Problem 6.3 Optimize the Sudoku Solver

The basic recursive Sudoku solver checks available numbers for each empty cell by iterating over all values from \( 1 \) to \( 9 \) and validating them against the row, column, and 3×3 sub-grid. This process can be optimized using the FastSet class to store and manipulate allowed numbers efficiently.

How to use FastSet?

Instead of looping over all possible numbers for a given cell, we can maintain three arrays of FastSet objects: row[9], col[9], and box[9], where each array contains 9 FastSet instances. Here, row[i] tracks numbers used in row i, col[j] tracks numbers used in column j, and box[b] tracks numbers used in the 3×3 sub-grid indexed by b. Each FastSet efficiently stores which numbers (1-9) are already placed in its corresponding region.

At first glance, this seems like a lot of extra storage, but we are using only 243 bits, which means 31 bytes, or in other words, fewer than 8 integers!

Operations

Instead of iterating through numbers 1 to 9, searching for a valid one by performing separate validity checks, we can do this quickly using FastSet.

Finding available numbers quickly in a single operation

To determine the valid numbers for an empty cell at \( (i, j) \), we compute: \[ \text{allowed} = \sim(\text{row}[i] \cup \text{col}[j] \cup \text{box}[b]) \] using bitwise operations. This represents all numbers that are still available for placement.

Extracting the smallest of the available numbers in a single operation

Instead of iterating through numbers 1 to 9, we can extract the smallest available number efficiently using a bitwise operation, such as counting the position of the lowest set bit.
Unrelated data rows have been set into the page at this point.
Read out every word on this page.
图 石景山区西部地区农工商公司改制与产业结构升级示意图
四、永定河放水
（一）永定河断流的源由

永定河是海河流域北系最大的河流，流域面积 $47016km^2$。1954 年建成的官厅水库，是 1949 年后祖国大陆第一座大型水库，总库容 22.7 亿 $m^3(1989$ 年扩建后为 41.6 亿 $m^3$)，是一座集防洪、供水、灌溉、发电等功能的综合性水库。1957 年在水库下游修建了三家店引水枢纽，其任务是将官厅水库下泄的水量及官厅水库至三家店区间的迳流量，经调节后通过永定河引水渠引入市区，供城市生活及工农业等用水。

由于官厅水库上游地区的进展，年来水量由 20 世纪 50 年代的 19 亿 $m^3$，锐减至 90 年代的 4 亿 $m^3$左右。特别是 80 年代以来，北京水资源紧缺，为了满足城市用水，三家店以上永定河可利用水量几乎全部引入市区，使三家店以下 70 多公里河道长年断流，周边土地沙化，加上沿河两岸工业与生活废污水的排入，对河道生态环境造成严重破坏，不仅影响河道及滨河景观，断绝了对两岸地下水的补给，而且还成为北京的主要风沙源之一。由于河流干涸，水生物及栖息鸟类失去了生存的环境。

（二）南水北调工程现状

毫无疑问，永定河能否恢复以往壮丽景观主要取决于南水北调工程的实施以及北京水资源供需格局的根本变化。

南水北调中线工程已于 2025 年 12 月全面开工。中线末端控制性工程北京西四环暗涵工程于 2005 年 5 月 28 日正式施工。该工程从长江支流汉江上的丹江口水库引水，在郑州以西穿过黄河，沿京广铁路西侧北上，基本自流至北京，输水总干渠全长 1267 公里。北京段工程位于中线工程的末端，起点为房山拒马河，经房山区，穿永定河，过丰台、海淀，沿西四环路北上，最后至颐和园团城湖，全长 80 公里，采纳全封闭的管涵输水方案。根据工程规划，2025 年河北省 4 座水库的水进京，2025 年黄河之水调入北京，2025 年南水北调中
To do this most efficiently, see how the built-in function __builtin_ctz() works. (Note: __builtin_ctz() is a compiler built-in function which runs in O(1) time because it is mapped directly to a single CPU instruction on most modern processors.)

Placement and removal

When placing a number, update the corresponding FastSet objects using insert(). When backtracking, remove the number using remove().

Overall benefits

Using FastSet allows us to:

Reduce unnecessary iterations over digits 1-9 and comparisons across rows, columns, and grids.
Improve cache efficiency with compact storage.
Optimize code by using bitwise operators, which avoid branching (unlike comparison operators), preventing CPU stalls and minimizing pipeline flushes at the assembly level.

This results in a significantly faster recursive solver without changing the fundamental backtracking logic.